Typically, you will find an abundance of P-Metric tires in the market. The letter ‘P’ represents passenger cars, which means that tires with this indicator are intended for vehicles like sedans, minivans, SUVs, and light-duty pickup trucks.

Euro-Metric/Metric

Also referred to as Euro-Metric tires, Metric tires do not have a letter designation. When it comes to dimensions, their sizes are the same as what P-Metric tires have. However, there are just some slight differences in their cargo-carrying capabilities and ratings. Typically, Metric tires are used for European vehicles. On the other hand, they can also be used on vans and SUVs.

LT as a prefix stands for ‘Light Truck’

LT stands for Light Trick Metric sizes for tires intended on vehicles that carry heavy cargo or tow trailers. LT Metric tires are used on full-sized vans and SUVs, as well as on medium-duty and heavy-duty pickup trucks with capacities ranging from ¾ ton to a ton.

LT as a suffix stands for ‘Light Truck’

Tires with the LT suffix are designed for light-duty to heavy-duty pickup trucks with carrying capacities ranging from half a ton to a ton. They can also be used for vans and sports utility vehicles.

T stands for ‘Temporary Spare’

If the code begins with the letter ‘T’, it indicates that the tire is a temporary spare. Also referred to as space savers or mini spares, these tires are intended for use for a short period until they are replaced accordingly.

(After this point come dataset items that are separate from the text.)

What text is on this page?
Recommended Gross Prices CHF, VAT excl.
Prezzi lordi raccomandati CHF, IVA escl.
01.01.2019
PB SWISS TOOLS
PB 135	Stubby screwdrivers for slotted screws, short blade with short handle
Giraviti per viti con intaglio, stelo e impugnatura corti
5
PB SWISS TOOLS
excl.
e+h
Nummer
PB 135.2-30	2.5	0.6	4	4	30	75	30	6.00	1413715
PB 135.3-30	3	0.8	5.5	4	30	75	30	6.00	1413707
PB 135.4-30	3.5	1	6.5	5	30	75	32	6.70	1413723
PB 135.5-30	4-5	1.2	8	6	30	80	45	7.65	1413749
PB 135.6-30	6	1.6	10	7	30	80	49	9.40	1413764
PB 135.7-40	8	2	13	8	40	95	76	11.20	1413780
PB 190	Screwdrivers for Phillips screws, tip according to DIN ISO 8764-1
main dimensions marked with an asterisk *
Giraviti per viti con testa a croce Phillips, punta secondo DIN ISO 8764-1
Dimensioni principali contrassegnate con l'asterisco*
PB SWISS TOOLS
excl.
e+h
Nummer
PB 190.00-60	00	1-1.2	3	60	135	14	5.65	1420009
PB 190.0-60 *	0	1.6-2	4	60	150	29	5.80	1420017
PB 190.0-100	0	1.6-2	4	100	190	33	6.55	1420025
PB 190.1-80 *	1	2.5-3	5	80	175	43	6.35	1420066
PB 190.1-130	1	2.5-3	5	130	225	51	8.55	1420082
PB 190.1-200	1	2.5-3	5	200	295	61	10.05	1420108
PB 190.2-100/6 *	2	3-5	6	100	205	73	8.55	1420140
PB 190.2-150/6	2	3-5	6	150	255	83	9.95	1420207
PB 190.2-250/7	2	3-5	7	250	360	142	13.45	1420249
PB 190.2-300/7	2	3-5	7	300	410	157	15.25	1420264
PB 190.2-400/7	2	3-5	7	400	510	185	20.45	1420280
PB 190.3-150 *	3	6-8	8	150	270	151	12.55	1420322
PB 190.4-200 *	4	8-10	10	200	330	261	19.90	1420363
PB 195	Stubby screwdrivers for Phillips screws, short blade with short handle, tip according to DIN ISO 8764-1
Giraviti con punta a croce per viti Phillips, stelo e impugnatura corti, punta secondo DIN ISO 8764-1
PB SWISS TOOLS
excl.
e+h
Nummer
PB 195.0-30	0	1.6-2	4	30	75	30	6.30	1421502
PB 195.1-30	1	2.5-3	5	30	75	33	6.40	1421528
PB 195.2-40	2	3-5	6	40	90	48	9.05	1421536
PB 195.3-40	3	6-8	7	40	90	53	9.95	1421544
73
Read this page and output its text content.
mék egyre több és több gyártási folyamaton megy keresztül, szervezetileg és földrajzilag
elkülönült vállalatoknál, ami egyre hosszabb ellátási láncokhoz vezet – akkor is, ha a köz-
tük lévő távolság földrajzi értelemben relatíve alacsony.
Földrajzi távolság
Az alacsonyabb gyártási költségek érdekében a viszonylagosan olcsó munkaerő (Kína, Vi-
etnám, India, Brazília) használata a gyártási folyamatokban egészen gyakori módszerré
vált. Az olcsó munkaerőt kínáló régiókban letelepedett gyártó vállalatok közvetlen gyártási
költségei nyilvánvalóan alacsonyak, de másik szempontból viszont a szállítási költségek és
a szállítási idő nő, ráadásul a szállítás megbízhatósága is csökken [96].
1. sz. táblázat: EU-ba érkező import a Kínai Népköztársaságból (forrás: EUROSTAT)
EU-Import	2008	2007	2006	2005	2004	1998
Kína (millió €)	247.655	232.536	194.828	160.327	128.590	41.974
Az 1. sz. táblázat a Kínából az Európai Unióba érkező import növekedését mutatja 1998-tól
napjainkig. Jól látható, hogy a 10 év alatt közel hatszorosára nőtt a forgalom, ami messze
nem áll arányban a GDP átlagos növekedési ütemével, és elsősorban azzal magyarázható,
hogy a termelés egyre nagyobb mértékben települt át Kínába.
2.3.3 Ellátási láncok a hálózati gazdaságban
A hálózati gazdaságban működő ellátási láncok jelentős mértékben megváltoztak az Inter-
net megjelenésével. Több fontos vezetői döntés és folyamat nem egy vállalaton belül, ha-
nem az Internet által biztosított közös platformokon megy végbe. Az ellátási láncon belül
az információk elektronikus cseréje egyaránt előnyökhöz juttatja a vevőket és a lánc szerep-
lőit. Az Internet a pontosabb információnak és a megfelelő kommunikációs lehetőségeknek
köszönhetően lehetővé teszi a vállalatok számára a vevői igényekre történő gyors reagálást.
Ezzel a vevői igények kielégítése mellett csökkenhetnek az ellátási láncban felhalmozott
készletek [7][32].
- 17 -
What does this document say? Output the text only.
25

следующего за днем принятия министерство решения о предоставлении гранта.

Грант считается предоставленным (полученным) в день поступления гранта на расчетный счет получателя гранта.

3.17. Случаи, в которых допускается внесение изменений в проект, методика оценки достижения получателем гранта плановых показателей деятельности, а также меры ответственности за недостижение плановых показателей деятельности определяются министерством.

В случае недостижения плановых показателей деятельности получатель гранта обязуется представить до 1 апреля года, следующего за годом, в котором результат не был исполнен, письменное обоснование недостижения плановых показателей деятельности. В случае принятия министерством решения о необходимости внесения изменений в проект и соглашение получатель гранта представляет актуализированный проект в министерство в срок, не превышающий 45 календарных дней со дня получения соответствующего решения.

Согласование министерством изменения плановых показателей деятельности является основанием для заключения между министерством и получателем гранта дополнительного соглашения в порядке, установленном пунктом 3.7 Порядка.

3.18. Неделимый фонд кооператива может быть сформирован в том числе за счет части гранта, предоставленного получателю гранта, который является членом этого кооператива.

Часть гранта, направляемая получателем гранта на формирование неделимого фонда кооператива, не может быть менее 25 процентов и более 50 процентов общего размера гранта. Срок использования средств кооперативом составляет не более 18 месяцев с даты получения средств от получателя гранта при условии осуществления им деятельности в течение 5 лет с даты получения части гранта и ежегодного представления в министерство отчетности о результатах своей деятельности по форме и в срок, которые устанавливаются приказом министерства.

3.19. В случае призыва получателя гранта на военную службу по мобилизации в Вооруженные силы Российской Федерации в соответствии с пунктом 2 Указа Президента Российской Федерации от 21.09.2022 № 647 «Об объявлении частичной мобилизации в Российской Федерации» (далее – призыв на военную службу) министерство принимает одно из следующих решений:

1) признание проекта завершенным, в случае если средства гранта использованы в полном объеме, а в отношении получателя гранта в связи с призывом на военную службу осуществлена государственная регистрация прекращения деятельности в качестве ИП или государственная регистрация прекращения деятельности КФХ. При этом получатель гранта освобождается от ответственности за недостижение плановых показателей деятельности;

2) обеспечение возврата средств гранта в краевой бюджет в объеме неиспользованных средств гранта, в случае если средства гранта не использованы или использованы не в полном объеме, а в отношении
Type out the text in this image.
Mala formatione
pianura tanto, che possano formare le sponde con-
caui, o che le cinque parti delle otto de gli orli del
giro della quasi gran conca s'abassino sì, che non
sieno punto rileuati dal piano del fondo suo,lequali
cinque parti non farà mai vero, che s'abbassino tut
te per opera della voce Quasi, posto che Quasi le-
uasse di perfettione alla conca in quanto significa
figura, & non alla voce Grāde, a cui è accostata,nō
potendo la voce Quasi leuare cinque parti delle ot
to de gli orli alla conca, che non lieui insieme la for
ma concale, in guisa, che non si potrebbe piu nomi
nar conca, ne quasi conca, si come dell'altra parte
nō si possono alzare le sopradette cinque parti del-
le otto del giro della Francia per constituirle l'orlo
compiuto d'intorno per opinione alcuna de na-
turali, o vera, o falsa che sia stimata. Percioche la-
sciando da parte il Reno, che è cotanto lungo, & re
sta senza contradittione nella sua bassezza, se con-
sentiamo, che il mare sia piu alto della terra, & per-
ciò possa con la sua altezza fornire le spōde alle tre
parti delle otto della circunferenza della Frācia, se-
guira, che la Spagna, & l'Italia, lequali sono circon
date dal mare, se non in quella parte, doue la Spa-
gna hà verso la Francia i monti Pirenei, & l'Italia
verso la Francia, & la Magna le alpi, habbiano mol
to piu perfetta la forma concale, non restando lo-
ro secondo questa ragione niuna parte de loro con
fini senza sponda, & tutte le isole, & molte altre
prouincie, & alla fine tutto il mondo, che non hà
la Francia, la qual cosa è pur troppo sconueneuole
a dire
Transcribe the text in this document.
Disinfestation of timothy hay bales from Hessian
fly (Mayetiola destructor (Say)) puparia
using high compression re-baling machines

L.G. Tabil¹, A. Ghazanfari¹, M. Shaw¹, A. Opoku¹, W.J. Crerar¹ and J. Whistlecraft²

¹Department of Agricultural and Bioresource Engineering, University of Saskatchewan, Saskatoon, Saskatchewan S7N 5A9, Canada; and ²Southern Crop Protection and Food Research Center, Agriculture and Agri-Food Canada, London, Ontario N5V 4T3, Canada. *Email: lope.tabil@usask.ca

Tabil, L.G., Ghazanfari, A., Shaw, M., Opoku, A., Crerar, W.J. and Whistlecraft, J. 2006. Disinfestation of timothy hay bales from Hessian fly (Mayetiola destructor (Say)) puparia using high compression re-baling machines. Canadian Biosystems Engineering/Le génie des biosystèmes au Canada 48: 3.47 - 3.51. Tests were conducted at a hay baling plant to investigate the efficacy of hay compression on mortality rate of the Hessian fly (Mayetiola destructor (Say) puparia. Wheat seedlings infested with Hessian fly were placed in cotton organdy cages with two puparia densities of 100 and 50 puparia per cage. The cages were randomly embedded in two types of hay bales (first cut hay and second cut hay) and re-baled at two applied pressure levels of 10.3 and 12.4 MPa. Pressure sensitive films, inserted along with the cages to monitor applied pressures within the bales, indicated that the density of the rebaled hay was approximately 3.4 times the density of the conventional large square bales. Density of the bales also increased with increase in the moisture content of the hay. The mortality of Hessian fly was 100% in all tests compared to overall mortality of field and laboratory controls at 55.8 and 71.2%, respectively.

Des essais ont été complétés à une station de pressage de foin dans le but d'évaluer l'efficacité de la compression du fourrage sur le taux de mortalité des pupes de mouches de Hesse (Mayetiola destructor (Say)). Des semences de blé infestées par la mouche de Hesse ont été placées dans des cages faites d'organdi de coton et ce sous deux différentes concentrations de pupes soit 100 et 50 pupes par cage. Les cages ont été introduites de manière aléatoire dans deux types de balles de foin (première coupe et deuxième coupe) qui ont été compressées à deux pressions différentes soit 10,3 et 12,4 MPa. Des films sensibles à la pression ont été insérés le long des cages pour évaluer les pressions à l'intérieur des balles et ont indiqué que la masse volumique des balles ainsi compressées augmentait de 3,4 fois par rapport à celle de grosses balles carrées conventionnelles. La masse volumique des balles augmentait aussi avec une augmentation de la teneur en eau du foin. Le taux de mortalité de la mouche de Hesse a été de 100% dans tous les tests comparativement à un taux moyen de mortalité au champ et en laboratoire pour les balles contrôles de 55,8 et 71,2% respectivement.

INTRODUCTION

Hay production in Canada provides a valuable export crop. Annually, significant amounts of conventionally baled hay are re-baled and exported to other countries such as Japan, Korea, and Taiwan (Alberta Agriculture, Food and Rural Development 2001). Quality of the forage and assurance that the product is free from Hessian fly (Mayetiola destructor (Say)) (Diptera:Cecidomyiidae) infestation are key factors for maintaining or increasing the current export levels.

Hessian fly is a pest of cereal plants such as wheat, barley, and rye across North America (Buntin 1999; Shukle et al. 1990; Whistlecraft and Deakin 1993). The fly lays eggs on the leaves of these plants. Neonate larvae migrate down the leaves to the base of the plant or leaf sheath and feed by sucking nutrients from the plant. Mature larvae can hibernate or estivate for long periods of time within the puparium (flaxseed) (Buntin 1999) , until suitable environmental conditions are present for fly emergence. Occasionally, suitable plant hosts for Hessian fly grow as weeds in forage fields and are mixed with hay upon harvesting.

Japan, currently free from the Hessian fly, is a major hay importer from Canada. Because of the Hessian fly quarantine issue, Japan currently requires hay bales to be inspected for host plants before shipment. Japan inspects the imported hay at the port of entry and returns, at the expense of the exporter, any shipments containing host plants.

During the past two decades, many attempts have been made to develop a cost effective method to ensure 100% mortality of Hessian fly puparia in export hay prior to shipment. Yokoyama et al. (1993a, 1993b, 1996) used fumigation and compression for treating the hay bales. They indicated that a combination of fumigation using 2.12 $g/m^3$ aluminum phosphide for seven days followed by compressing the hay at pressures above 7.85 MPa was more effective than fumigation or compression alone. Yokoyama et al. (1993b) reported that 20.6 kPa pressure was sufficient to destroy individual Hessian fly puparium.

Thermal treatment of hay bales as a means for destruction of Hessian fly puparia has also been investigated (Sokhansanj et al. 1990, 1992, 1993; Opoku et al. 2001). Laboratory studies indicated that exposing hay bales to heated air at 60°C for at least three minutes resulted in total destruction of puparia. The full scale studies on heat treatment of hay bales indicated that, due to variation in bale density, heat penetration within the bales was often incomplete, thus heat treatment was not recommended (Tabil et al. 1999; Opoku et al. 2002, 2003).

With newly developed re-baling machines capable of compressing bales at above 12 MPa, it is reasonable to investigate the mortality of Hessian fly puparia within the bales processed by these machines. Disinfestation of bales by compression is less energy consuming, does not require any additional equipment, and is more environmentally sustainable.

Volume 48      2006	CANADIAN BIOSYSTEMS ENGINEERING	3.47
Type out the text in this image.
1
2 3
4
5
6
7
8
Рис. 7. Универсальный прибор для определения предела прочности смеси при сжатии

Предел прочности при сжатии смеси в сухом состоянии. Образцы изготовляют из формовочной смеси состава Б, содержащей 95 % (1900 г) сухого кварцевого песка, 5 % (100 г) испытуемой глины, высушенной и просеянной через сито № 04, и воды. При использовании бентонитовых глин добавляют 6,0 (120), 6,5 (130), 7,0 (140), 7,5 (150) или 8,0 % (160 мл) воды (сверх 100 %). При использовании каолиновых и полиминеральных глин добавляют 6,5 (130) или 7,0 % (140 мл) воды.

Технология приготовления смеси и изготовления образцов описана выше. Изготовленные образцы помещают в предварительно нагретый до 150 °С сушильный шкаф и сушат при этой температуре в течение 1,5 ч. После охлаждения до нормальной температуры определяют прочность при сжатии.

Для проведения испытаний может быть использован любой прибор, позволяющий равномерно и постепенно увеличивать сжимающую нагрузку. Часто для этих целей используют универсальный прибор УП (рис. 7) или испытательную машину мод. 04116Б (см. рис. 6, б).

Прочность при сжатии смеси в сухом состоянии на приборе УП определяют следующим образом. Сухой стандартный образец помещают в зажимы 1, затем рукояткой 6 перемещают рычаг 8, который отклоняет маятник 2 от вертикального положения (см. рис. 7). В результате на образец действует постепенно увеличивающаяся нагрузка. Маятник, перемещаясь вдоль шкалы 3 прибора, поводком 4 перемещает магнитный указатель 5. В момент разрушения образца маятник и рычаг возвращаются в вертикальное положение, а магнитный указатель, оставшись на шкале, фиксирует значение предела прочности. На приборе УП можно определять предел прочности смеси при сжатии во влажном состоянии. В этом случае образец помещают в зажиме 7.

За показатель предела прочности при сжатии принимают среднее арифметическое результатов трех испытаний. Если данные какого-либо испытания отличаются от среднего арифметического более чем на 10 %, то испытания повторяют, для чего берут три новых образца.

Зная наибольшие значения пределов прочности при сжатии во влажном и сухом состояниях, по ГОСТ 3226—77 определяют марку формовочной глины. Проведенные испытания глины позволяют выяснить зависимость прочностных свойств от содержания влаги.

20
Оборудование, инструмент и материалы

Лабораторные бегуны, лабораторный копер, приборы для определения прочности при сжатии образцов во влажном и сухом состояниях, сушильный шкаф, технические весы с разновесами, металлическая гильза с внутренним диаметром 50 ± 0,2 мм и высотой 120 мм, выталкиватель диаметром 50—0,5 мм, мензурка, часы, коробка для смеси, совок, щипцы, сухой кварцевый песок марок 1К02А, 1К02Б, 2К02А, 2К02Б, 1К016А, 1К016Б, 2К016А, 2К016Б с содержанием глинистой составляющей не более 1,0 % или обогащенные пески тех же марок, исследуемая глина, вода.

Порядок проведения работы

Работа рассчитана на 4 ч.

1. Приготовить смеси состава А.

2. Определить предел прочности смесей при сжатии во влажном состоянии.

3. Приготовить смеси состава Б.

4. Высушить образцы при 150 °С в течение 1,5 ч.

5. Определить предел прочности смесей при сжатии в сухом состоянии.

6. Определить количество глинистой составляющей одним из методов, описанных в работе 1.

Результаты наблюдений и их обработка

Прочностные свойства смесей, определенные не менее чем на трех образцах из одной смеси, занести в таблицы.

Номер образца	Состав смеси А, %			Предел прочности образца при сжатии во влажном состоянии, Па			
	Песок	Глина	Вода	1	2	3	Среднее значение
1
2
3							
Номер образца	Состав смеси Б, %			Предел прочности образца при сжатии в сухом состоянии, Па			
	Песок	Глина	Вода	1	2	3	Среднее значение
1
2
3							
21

ST stands for ‘Special Trailer’

If the tire code begins with ‘ST’, you should only use it on boat, car, or utility trailers. The letters stand for ‘special trailer’.

C stands for ‘Commercial’

Commercial tires are specifically designed for vans and delivery trucks that can carry heavy cargo. These tires are also identified based on their service description rating or load range.

Understanding the Tire Sizes

The Tire’s Section Width

You will know the cross-sectional width of a tire by looking at the three-digit number which follow the service type prefix. For instance, in the tire code P 225/45R17 91V, the width of the tires—225 millimeters—was measured from the inner sidewall’s widest point to the outer sidewall’s widest point.

The Sidewall’s Aspect Ratio

You will know the aspect ration of the sidewall by looking at the two digits after the section width of the tire. For example, in the tire code P225/ 45R17 91V, the number 45 represents the distance of the sidewall, which is the measurement from the wheel rim to the tread’s outer side. Basically, the distance is 45% of the section width. When the aspect ratio value is lower, it means that you have a lower-profile tire with a shorter sidewall. Higher aspect ratio indicates a taller sidewall which makes the tire look like a donut.

Wheel and Tire Diameter

In our example (P225/ 45R17 91V), the number 17 indicates that the tire must be used on a wheel with a diameter of 17 inches. Keep in mind that the sizes of tires are available in these widths (in inches): 8, 10, 12, 13, 14, 15, 17, 18, 19, 20, 22, 23, 24, 26, and 28.